Can we find a binary operation s.t. the map $\phi(n)=n+1$ becomes an isomorphism from $\langle\Bbb Z,*\rangle$ onto $\langle\Bbb Z,.\rangle$?

Question

Can we find a suitable binary operation $*$ on $\mathbb{Z}$ such that the map $\phi : \mathbb{Z} \to \mathbb{Z}$ defined as $\phi(n)= n+1$ becomes an isomorphism from $\langle \mathbb{Z}, *\rangle $ onto $\langle \mathbb{Z}, .\rangle$ ? Here $.$ is the Usual multiplication.

This is a lot easier if the group $\langle \mathbb{Z}, +\rangle $ is considered instead of $\langle \mathbb{Z}, .\rangle$. Because then $a*b = a+b+1$ works just fine. But how can I define the operation here?

Edit : I think I got the hang of the answer from Arthur's comment.

Let, $a*b = (a+1)(b+1) - 1$.

Then, $\phi(a*b) = (a+1)(b+1) = \phi(a) \cdot \phi(b)$. I think this is correct.

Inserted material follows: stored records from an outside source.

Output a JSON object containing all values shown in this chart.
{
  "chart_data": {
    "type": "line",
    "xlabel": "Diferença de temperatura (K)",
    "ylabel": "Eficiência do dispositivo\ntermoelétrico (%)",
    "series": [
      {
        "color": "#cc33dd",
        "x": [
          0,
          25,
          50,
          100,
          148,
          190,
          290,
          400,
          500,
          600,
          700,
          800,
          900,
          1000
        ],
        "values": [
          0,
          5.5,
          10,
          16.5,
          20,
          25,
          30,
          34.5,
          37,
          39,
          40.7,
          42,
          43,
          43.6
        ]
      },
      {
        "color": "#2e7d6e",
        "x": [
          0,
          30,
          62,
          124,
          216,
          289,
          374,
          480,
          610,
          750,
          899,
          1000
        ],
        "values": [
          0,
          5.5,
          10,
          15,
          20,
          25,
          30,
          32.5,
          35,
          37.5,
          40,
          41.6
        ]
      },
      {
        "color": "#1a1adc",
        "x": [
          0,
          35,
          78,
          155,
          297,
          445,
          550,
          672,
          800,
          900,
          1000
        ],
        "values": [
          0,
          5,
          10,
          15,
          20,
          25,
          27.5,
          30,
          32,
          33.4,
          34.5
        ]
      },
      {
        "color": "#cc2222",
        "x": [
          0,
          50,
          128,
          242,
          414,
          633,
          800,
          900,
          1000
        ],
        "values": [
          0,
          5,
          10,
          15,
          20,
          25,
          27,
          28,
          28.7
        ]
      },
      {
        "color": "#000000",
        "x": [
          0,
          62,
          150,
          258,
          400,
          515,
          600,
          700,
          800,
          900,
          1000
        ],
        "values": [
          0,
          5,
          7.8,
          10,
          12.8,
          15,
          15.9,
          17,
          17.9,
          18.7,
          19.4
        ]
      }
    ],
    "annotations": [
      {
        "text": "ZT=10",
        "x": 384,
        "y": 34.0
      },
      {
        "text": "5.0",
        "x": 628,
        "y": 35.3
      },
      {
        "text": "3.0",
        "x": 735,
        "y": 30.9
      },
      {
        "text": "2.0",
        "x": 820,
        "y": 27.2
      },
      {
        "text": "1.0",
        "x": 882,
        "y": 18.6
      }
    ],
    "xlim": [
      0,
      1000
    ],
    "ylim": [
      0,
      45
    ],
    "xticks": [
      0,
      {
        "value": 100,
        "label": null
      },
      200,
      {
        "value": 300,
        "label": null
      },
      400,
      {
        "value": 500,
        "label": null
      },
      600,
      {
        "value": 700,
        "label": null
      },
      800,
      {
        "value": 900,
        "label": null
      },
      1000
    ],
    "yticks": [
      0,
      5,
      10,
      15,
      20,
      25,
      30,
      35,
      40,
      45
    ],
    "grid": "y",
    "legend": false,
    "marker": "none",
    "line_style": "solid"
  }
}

Can anyone give me some hint?

Answer 1

Hint: Rephrase your $(\Bbb Z,+)$ solution from $a+b+1$ to $(a+1)+(b+1)-1$. Now see if you can't apply the same tactic.

Answer 2

If $\phi$ is an isomorphism then you know the inverse. The operation is the one induced by $(\mathbb{Z},+)$.